The signaling mechanisms involved in transcriptional and posttranscriptional regulation by ABA have not been explored as extensively as have the mechanisms of signaling to membrane channels in guard cells. In addition, several transcription factors have been identified whose loss confers an ABA-insensitive phenotype, giving rise to the ABI3 , ABI4, and ABI5 mutant alleles. One route of ABA and Stress signal transmission to the transcriptional machinery is through a MAPK (Mitogen-Activated Protein Kinase) cascade. MAPK cascades comprise an arrangement of three consecutive protein kinases, each of which activates the next enzyme by phosphorylation on two residues. These are, in reverse order of phosphorylation, a MAPK, a MAPKK (Mitogen-Activated Protein Kinase Kinase), and a MAPKKK (Mitogen-Activated Protein Kinase Kinase Kinase). In Arabidopsis ABA activation results in the activation of two MAPKs, AtMPK3 and AtMPK6 . These MAPKs receive signals from the ANP1 family of MAPKKKs (ANP1 , ANP2 , ANP3) and probably transmit the signal through AtMKK4 and AtMKK5.  The signaling components connecting the ABA-activated MAPK cascade to ABA reception have not yet been identified.

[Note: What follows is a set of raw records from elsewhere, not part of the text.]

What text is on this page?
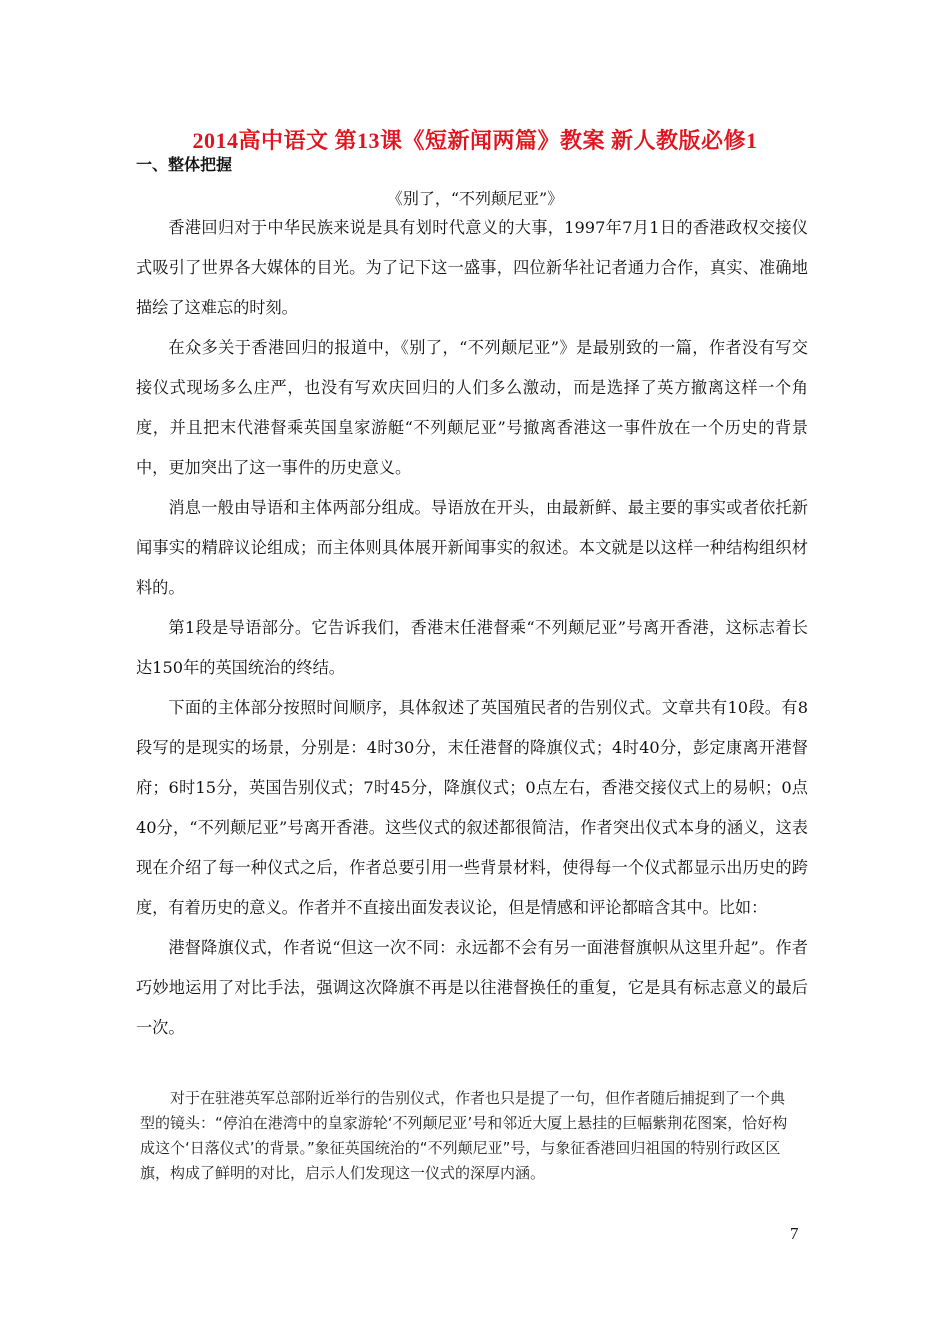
2014高中语文 第13课《短新闻两篇》教案 新人教版必修1
一、整体把握
《别了，“不列颠尼亚”》

香港回归对于中华民族来说是具有划时代意义的大事，1997年7月1日的香港政权交接仪式吸引了世界各大媒体的目光。为了记下这一盛事，四位新华社记者通力合作，真实、准确地描绘了这难忘的时刻。

在众多关于香港回归的报道中，《别了，“不列颠尼亚”》是最别致的一篇，作者没有写交接仪式现场多么庄严，也没有写欢庆回归的人们多么激动，而是选择了英方撤离这样一个角度，并且把末代港督乘英国皇家游艇“不列颠尼亚”号撤离香港这一事件放在一个历史的背景中，更加突出了这一事件的历史意义。

消息一般由导语和主体两部分组成。导语放在开头，由最新鲜、最主要的事实或者依托新闻事实的精辟议论组成；而主体则具体展开新闻事实的叙述。本文就是以这样一种结构组织材料的。

第1段是导语部分。它告诉我们，香港末任港督乘“不列颠尼亚”号离开香港，这标志着长达150年的英国统治的终结。

下面的主体部分按照时间顺序，具体叙述了英国殖民者的告别仪式。文章共有10段。有8段写的是现实的场景，分别是：4时30分，末任港督的降旗仪式；4时40分，彭定康离开港督府；6时15分，英国告别仪式；7时45分，降旗仪式；0点左右，香港交接仪式上的易帜；0点40分，“不列颠尼亚”号离开香港。这些仪式的叙述都很简洁，作者突出仪式本身的涵义，这表现在介绍了每一种仪式之后，作者总要引用一些背景材料，使得每一个仪式都显示出历史的跨度，有着历史的意义。作者并不直接出面发表议论，但是情感和评论都暗含其中。比如：

港督降旗仪式，作者说“但这一次不同：永远都不会有另一面港督旗帜从这里升起”。作者巧妙地运用了对比手法，强调这次降旗不再是以往港督换任的重复，它是具有标志意义的最后一次。

对于在驻港英军总部附近举行的告别仪式，作者也只是提了一句，但作者随后捕捉到了一个典型的镜头：“停泊在港湾中的皇家游轮‘不列颠尼亚’号和邻近大厦上悬挂的巨幅紫荆花图案，恰好构成这个‘日落仪式’的背景。”象征英国统治的“不列颠尼亚”号，与象征香港回归祖国的特别行政区区旗，构成了鲜明的对比，启示人们发现这一仪式的深厚内涵。

7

However, there are several likely links. PAK is believed to be one of them. PAK protein downstream targets include a subunit of the NADPH Oxidase and MAPK cascade members. Hence, PAKs may be MAPKKKKs and represent the links between G protein signaling, NADPH oxidase and Kinase cascades, as well. In addition to the MAPK cascade, CDPK is also implicated in transmitting the ABA signal to the transcriptional machinery. ABA stimulates ABI5 transcription factor activation of ABA-inducible promoters. Co-expression of ABI5 and ABI3 transcription factors, which interact physically, synergistically activated several promoters in the presence of ABA. The ABI5 transcription factor is subject to posttranslational regulation by Proteasome-dependent proteolysis. An RNA binding protein with specificity for dsRNA (double-stranded RNA) is encoded by the Arabidopsis HYL1 gene. The HYL1 mutant is hypersensitive to ABA in seed germination and root growth (Ref.5, 9 and 10).

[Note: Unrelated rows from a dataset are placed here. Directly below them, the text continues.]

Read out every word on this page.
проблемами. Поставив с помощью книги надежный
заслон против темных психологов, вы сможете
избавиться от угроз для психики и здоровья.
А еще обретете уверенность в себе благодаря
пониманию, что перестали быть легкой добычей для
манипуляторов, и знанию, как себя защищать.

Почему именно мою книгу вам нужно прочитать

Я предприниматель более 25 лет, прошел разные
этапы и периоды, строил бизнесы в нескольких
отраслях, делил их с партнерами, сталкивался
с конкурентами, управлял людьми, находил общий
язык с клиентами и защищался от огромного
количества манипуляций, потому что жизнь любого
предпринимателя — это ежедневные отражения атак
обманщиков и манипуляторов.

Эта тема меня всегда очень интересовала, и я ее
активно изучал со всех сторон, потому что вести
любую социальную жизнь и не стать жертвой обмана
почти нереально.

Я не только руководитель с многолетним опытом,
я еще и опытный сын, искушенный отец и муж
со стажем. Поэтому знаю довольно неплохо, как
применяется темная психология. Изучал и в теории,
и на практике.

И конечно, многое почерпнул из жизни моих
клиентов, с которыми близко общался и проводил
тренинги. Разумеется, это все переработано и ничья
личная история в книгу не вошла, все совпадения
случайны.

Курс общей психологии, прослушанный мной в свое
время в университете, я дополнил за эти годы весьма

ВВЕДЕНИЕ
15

Although much information has been gathered about ABA signaling, still the view of the relevant pathways is fragmented. Some of the remaining unknowns include the identities of the Receptors, the substrates of the various Kinases and Phosphatases, which of the known ABA response loci interact directly or indirectly, and the identities of additional signaling elements linking the known elements into complete pathways or networks. However, the genes cloned to date can be used for construction of transgenic plants with conditionally altered hormone synthesis or response. Given the efficacy of ABA in regulating such basic processes as seed development, dormancy vs. germination, transpiration and stress responses, these could have important biotechnological applications (Ref.11).